We must also use this summit as an opportunity to call out government inaction and hypocrisy on a global stage, ensuring that all decisions made and targets set are accountable to the people.
Left to their own devices, the Tories will likely turn COP26 into another PR stunt – an opportunity to talk up their climate credentials, brandish their ‘build back greener’ slogans, and continue to do the opposite.
We cannot let this happen. Every politician, billionaire, fossil fuel funder, and climate denier who impedes our transition to a just and fairer future, and every company that fails to take action, must face consequences.
For this to work, COP26 must also be truly democratic. Rather than let the summit become another talking shop of world leaders and billionaires who let big polluters off the hook, we need working-class solutions, led by the ordinary people and their institutions who feel the effects of climate crisis the hardest.
Only then will we be able to ensure that climate action is not co-opted to serve the interests of the capitalist elite. If this opportunity is missed, efforts to tackle the climate emergency will not only fail, but work to strengthen the interests and line the pockets of those who are causing the crisis.
Finally, and perhaps most importantly, any outcomes of COP26 must centre justice – a term glaringly absent from Sharma’s four priorities. As it stands, those least responsible for climate crisis will be the ones made to pay the price, while the corporate elites who led the pitiful response to climate crisis can pay their way out of suffering its worst effects.

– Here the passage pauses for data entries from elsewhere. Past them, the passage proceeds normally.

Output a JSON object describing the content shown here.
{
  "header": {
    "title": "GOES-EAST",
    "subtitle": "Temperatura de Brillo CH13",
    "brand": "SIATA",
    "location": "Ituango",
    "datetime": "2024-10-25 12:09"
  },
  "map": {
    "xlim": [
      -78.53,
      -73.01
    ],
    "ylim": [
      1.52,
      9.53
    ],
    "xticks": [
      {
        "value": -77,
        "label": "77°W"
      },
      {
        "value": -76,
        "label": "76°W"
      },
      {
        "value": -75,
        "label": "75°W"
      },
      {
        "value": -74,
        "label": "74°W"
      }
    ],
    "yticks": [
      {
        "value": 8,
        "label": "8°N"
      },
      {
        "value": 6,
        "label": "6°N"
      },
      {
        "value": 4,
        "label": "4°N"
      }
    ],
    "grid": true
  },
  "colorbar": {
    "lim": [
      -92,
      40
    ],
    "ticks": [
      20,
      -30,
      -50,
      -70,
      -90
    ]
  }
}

In South Yorkshire, we know well that Thatcher’s attack on the miners was not about ‘modernising’ the economy, but about destroying the strongest section of the labour movement – a move which has devastated entire communities for generations. There can be no decarbonisation of industries without a just transition or the creation of well-paid, unionised green jobs for workers in those communities and regions.
And as the government shows such a paucity of ambition around climate action, we can also see how our movement can mobilise around these demands. Between now and November, the Left needs to stand in solidarity with these activists. Nationally, Labour MPs must uplift the voices of the climate movement, raising its calls at every possible opportunity.

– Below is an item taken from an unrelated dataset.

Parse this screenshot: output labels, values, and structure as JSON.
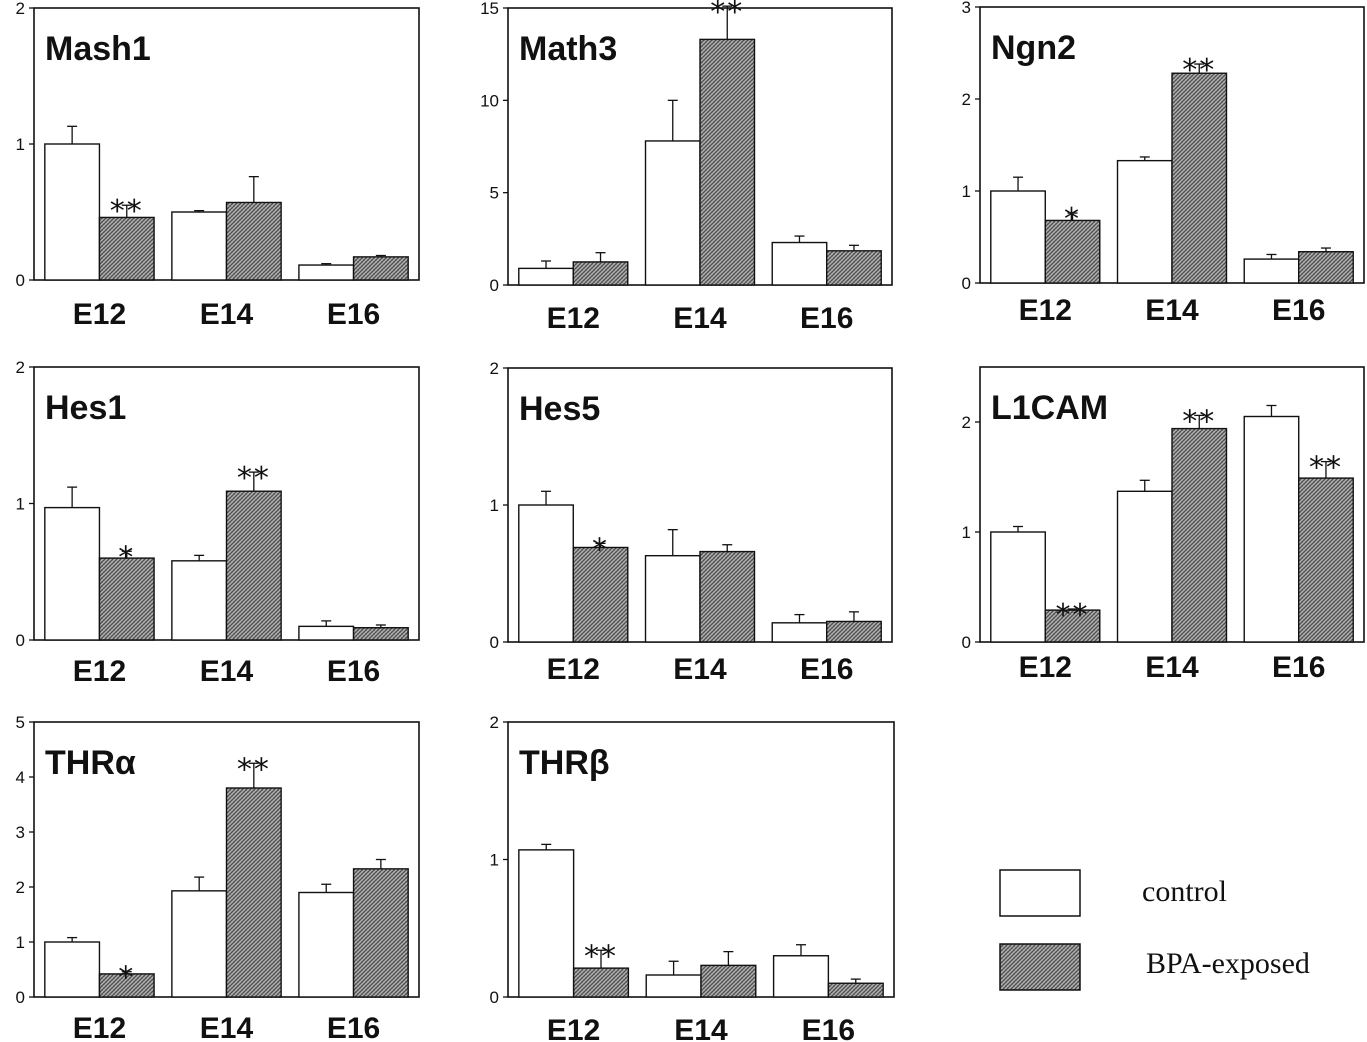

This is partially why several Labour MPs, including myself, recently set out our own alternative four COP26 priorities: that climate action must be democratic, transformative, accountable, and just. In my constituency of Sheffield Hallam, we have also started building our own Climate Manifesto for COP26, to pressure the government and strengthen the climate action movement in our own city.
To truly stop the climate crisis, we need a fundamental break from the epoch of fossil capital, and an end to the system which upholds profit maximisation as the ultimate goal. Neither Tory doublespeak nor corporate greenwashing will solve the climate crisis, as no amount of replastering can cover over the rot at the heart of finance capitalism.
In order to tackle the twin issues of climate change and inequality, which are part and parcel of capitalism, we need to build an economy that is run by and for the many. Alok Sharma is right to say that COP26 is ‘our last chance’, but our movement must also use the moment to fight for the real social transformation that the scale of the crisis deserves.